The pathogenesis of WS is unclear. It may correspond to a peculiar response to unspecific trigger factors such as insect bites [1, 2], varicella infection [5] or drug administration [1, 3]. Exposure to such factors may also explain recurrences. Hormonal influences may result in flares after parturition as in our case, as previously reported [8]. Moreover, allergic manifestations such as urticaria, asthma or atopic dermatitis [3] can be associated with WS.

Peripheral blood mononuclear cells and dermal infiltrating cells have been recently shown to be mostly CD4+CD7­ cells expressing mRNA for IL-5 in one case. Since this cytokine is known to play a role in the development of eosinophilia, it may play a pathogenic role [7]. Eosinophils may degranulate, spreading major basic protein on collagen bundles, leading to damaged collagen and the formation of flame figures and granulomas [9].

Systemic steroids (from 0.5 to 2 mg/kg/day) are the first line treatment, resulting in rapid healing in most cases. In the case of recurrences, the prolonged use of low dose (5 mg) alternate-day prednisone may be useful [8]. Topical steroids may also be effective as was seen in our case [5]. Colchicine, grisefulvine and dapsone are not consistently effective [1, 2, 8]. PUVA therapy has been tried successfully in one case of corticoresistant, widespread WS [10]. Interferon-alpha has brought about a dose-dependent improvement of the swelling in one case [11]. Lastly, intravenous interferon gamma was effective in one case, reducing by 50% the severity of the eruption [7], but its use is debatable in a benign dermatitis.

REFERENCES

1. Wells GC, Smith NP. Eosinophilic cellulitis. Br J Dermatol 1979; 100: 101-9.

2. Aberer W, Konrad K, Wolff K. Wells' syndrome is a distinctive disease entity and not a histologic diagnosis. J Am Acad Dermatol 1988; 18: 105-14.

3. Paquet P, Laso-Dosal F, de La Brassinne M. Well's syndrome : report of two cases. Dermatology 1992; 184: 139-41.

4. Lindskov R, Illum N, Weismann K, Thomsen OF. Eosinophilic cellulitis : five cases. Acta Derm Venereol 1988; 68: 325-30.

5. Anderson CR, Jenkins D, Tron V, Prendiville JS. Wells' syndrome in childhood: case report and review of the literature. J Am Acad Dermatol 1995; 33: 857-64.

6. Horn HM, Hepburn NC, McLaren KM, Tidman MJ. Recrudescent tumorous eosinophilic cellulitis. Br J Dermatol 1995; 133: 143-4.

7. Yagi H, Tokura Y, Matsushita K, Hanaoka K, Furukawa F, Takigawa M. Wells' syndrome : a pathogenic role for circulating CD4+CD7­ T cells expressing interleukine-5 mRNa. Br J Dermatol 1997; 136: 918-23.

8. Coldiron JK, Robinson JK. Low-dose alternate-day prednisone for persistent Wells' syndrome. Arch Dermatol 1989; 125: 1625-6.

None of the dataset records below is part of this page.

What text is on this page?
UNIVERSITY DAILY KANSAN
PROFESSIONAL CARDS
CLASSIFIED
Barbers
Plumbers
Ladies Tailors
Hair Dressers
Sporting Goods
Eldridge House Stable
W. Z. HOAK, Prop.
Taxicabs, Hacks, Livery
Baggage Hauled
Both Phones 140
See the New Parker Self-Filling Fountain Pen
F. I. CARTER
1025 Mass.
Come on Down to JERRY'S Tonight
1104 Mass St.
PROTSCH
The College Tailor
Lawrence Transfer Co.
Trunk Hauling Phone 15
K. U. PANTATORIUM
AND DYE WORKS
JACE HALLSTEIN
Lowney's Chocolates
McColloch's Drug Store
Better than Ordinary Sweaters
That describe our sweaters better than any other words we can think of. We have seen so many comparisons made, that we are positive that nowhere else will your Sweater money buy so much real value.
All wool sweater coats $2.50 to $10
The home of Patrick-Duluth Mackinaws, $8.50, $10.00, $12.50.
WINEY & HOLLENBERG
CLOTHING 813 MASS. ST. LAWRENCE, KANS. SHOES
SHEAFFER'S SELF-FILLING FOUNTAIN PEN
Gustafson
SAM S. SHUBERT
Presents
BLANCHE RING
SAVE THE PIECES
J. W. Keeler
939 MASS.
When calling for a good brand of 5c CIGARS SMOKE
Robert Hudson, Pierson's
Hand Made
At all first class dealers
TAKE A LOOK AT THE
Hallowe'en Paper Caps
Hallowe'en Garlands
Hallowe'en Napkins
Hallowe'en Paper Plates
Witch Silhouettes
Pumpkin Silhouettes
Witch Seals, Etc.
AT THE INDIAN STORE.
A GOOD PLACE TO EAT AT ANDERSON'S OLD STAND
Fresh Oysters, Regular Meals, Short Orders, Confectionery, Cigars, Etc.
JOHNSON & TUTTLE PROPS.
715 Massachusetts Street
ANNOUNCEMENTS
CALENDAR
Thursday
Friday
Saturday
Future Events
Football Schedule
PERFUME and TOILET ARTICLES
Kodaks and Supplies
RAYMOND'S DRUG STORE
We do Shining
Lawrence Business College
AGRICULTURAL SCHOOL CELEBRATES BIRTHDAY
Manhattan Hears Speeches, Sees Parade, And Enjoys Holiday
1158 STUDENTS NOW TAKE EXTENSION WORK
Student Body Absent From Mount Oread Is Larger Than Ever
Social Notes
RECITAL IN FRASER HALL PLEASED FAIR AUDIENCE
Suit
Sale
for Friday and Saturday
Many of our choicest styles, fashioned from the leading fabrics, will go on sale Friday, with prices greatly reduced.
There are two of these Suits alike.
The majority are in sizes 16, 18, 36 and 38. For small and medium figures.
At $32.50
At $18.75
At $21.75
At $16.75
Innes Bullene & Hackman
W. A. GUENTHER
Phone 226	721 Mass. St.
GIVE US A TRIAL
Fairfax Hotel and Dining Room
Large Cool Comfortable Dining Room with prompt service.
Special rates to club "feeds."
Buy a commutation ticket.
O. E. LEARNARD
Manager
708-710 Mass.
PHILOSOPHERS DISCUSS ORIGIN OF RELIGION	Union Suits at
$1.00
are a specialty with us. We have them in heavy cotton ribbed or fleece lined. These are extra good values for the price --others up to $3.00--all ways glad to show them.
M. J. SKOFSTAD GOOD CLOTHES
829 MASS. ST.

9. Peters MS, Schroeter AL, Gleich GJ. Immunofluorescence identification of eosinophil granule major basic protein in the flame figures of Wells' syndrome. Br J Dermatol 1983; 109: 141-8.

10. Diridl E, Hsnigsmann H, Tanew A. Wells' syndrome responsive to PUVA therapy. Br J Dermatol 1997; 137: 479-80.

11. Husak R, Goerdt S, Orfanos CE. Interferon alfa treatment of a patient with eosinophilic cellulitis and HIV infection. N Engl J Med 1997; 337: 641-2.